Those pressures come on top of San Jose’s persistent challenges: one of America’s most unaffordable housing markets; low police retention and high overtime costs; toothless code enforcement, derelict landlords and blight. Then there is the city’s 10,000-pound gorilla: a homelessness crisis that divides the council and threatens San Jose’s relationship with Santa Clara County.
These are among the issues confronting termed-out Vice Mayor Pam Foley’s successor. Five candidates are running in the June 2 primary to represent District 9’s 100,000 residents. This southwestern corner of San Jose is home to tree-lined streets, single-family homes and affluent neighborhoods, including Cambrian Park, Hillsdale, Kirk Park and parts of Willow Glen.

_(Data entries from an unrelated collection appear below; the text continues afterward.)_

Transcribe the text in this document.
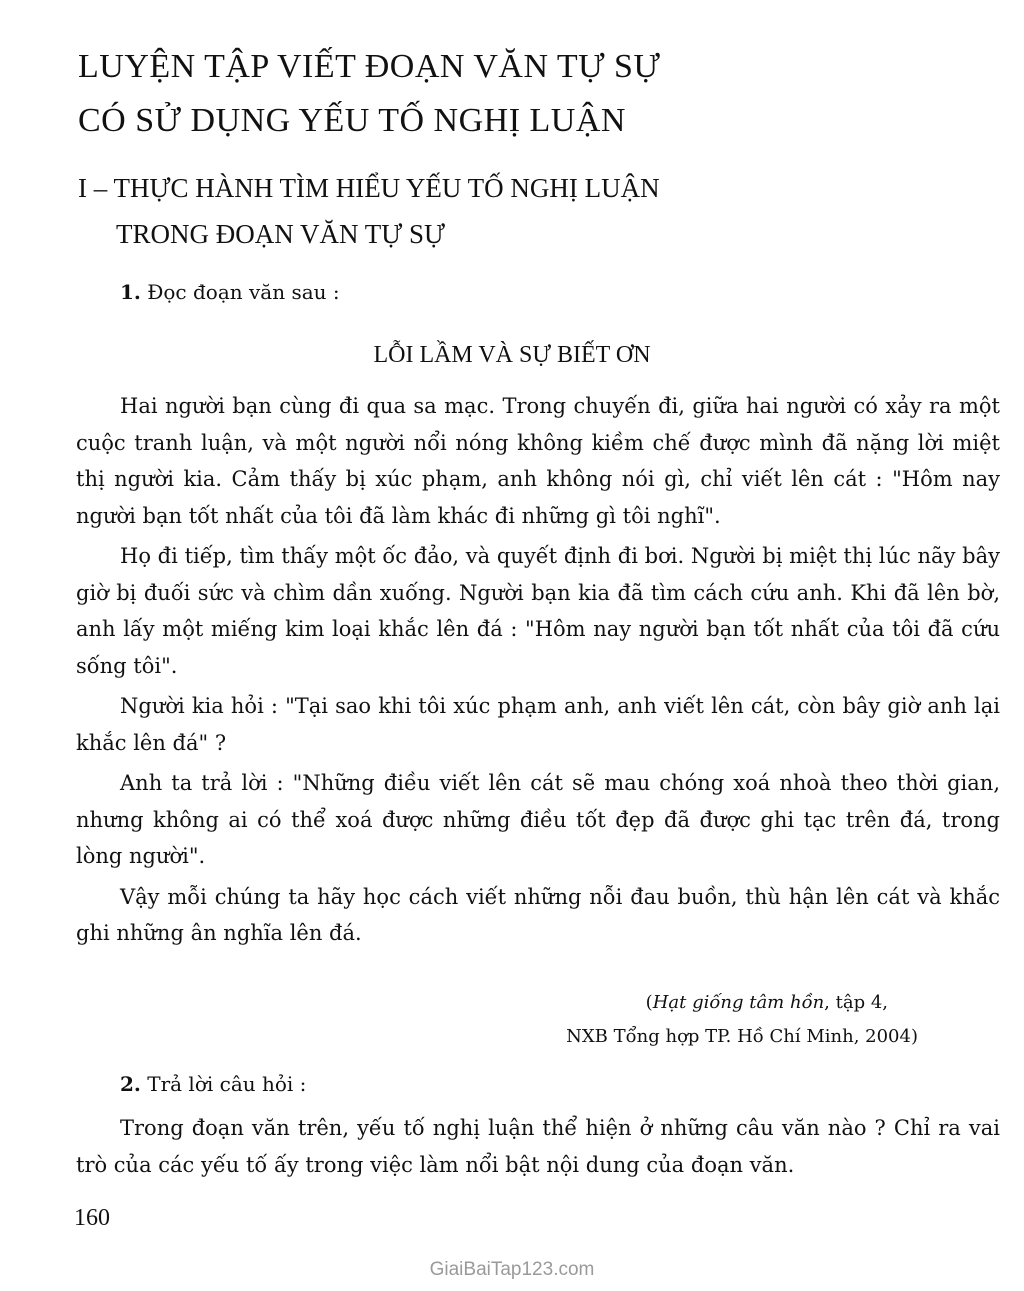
LUYỆN TẬP VIẾT ĐOẠN VĂN TỰ SỰ
CÓ SỬ DỤNG YẾU TỐ NGHỊ LUẬN
I – THỰC HÀNH TÌM HIỂU YẾU TỐ NGHỊ LUẬN
TRONG ĐOẠN VĂN TỰ SỰ
1. Đọc đoạn văn sau :
LỖI LẦM VÀ SỰ BIẾT ƠN

Hai người bạn cùng đi qua sa mạc. Trong chuyến đi, giữa hai người có xảy ra một cuộc tranh luận, và một người nổi nóng không kiềm chế được mình đã nặng lời miệt thị người kia. Cảm thấy bị xúc phạm, anh không nói gì, chỉ viết lên cát : "Hôm nay người bạn tốt nhất của tôi đã làm khác đi những gì tôi nghĩ".

Họ đi tiếp, tìm thấy một ốc đảo, và quyết định đi bơi. Người bị miệt thị lúc nãy bây giờ bị đuối sức và chìm dần xuống. Người bạn kia đã tìm cách cứu anh. Khi đã lên bờ, anh lấy một miếng kim loại khắc lên đá : "Hôm nay người bạn tốt nhất của tôi đã cứu sống tôi".

Người kia hỏi : "Tại sao khi tôi xúc phạm anh, anh viết lên cát, còn bây giờ anh lại khắc lên đá" ?

Anh ta trả lời : "Những điều viết lên cát sẽ mau chóng xoá nhoà theo thời gian, nhưng không ai có thể xoá được những điều tốt đẹp đã được ghi tạc trên đá, trong lòng người".

Vậy mỗi chúng ta hãy học cách viết những nỗi đau buồn, thù hận lên cát và khắc ghi những ân nghĩa lên đá.

(Hạt giống tâm hồn, tập 4,
NXB Tổng hợp TP. Hồ Chí Minh, 2004)
2. Trả lời câu hỏi :

Trong đoạn văn trên, yếu tố nghị luận thể hiện ở những câu văn nào ? Chỉ ra vai trò của các yếu tố ấy trong việc làm nổi bật nội dung của đoạn văn.

160
GiaiBaiTap123.com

District 9 does not have the same degree of vacant storefronts, job losses, blight and homelessness as other parts of San Jose. But it is not immune. Whoever replaces Foley — a key member of the mayor’s business-aligned governing majority — must be able to address district concerns while helping solve citywide problems.
We believe that candidate is Genny Altwer.
Altwer, 45, represents neither the status quo nor a radical break from it. She is broadly aligned with the mayor and vice mayor’s pragmatic approach, especially on public safety and homelessness. But her unconventional resume should bring new thinking to old policies.
Altwer grew up in the district before becoming a police officer in San Mateo. In her dozen years with the department, she served as a field training officer, peer counselor, sexual assault detective and hostage negotiator. Since 2019, she has been a licensed marriage and family therapist in private practice, focusing on first responders and essential workers.
Blight fighter
She is also not a complete neophyte to San Jose City Hall. Altwer serves on the city’s Appeals Hearing Board, which oversees code enforcement disputes. Her year and a half on the board has opened her eyes to the weakness of city law in fighting blight.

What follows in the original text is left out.